シャンパンをかけられたら、御曹司の溺愛がはじまりました

出会い

 ⽴⽯⼀花の朝は早い。
 フラワーデザイナーの彼⼥はイベントのディスプレイの仕事を頼まれることが多く、当然イベント開始前までに装飾を終えないといけないから自然と早朝の作業になる。
 今⽇も四時に起きた⼀花は⼿早く朝⾷を済ますと、ディスプレイに使う花の準備を始めた。
 住居兼事務所兼倉庫代わりに借りた築五⼗年の平屋の⼀番広い居間に買い付けた花を置いているから、利便性がいい。
 台⾞に⽔を張った什器を乗せ、花を⼊れる。それを慎重にワゴン⾞に運び、倒れないように固定する。
 花鋏はもちろん、ワイヤーやグルーガンなどの道具セットも⽤意し、完成図は頭に⼊っていたが、デザイン画も念のため持っていく。
 それだけで結構な重労働で、秋⼝のまだ暑い中の作業に汗が噴き出す。
 額の汗を拭って、⼀花はうなずいた。

「よし、準備オッケーね。
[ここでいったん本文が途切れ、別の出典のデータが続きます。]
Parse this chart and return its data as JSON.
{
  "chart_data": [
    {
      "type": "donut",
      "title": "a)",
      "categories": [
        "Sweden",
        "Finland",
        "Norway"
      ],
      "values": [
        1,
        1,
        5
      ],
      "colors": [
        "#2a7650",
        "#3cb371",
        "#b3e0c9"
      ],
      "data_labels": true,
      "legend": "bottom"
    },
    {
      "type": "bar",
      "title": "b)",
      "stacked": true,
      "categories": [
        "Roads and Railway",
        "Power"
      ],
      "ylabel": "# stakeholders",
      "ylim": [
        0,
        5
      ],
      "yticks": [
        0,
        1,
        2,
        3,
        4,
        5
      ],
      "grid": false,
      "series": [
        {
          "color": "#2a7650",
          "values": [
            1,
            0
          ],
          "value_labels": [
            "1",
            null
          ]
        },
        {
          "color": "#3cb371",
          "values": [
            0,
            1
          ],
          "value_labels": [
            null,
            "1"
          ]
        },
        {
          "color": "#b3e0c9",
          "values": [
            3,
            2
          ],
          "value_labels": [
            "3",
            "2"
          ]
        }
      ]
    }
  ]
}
頑張ろう」

 気合を⼊れて、⾞に乗り込む。
 本⽇の依頼は、藤河エステートの開発した商業施設のオープンに合わせて、ショップの店頭を飾るというものだ。
 話題の場所に⾃分の装花が飾られると思うと、わくわくしてしまう。
 新規のお客様で、独⽴したばかりの⼀花にとって、師匠の筋からではない依頼はことさらうれしい。
 うきうきしながら、都⼼の商業施設まで⾞を⾛らせた。
 それなのに――。

「Green Showerさん? 登録にないですね。⼊館証もお持ちでない? それなら⼊館できません」
「え、どういうことですか?」

 ⾞から花を下し、重い台⾞を施設の搬⼊⼝に押していった⼀花は守衛に⽌められていた。
 通⽤⼝に⽴っていた守衛はリストをチェックして、そっけなく⾔う。
 ⼀花は驚いて、⽬を瞬いた。

「どうもこうも、申請されていないから⼊れないんですよ。そもそも、花関係はここのテナントのフラワーショップが⼀⼿に引き受けているはずなんですが」
「そうなんですか? お客様に連絡してみます」
「そうしてください」

 当然のことながら、⼀花がこの時間に来るというのは依頼主に伝えているのに、それが守衛に伝わっていないようだ。
 慌てて、電話してみる。早朝なので、繋がらなかったらどうしようと思いながら。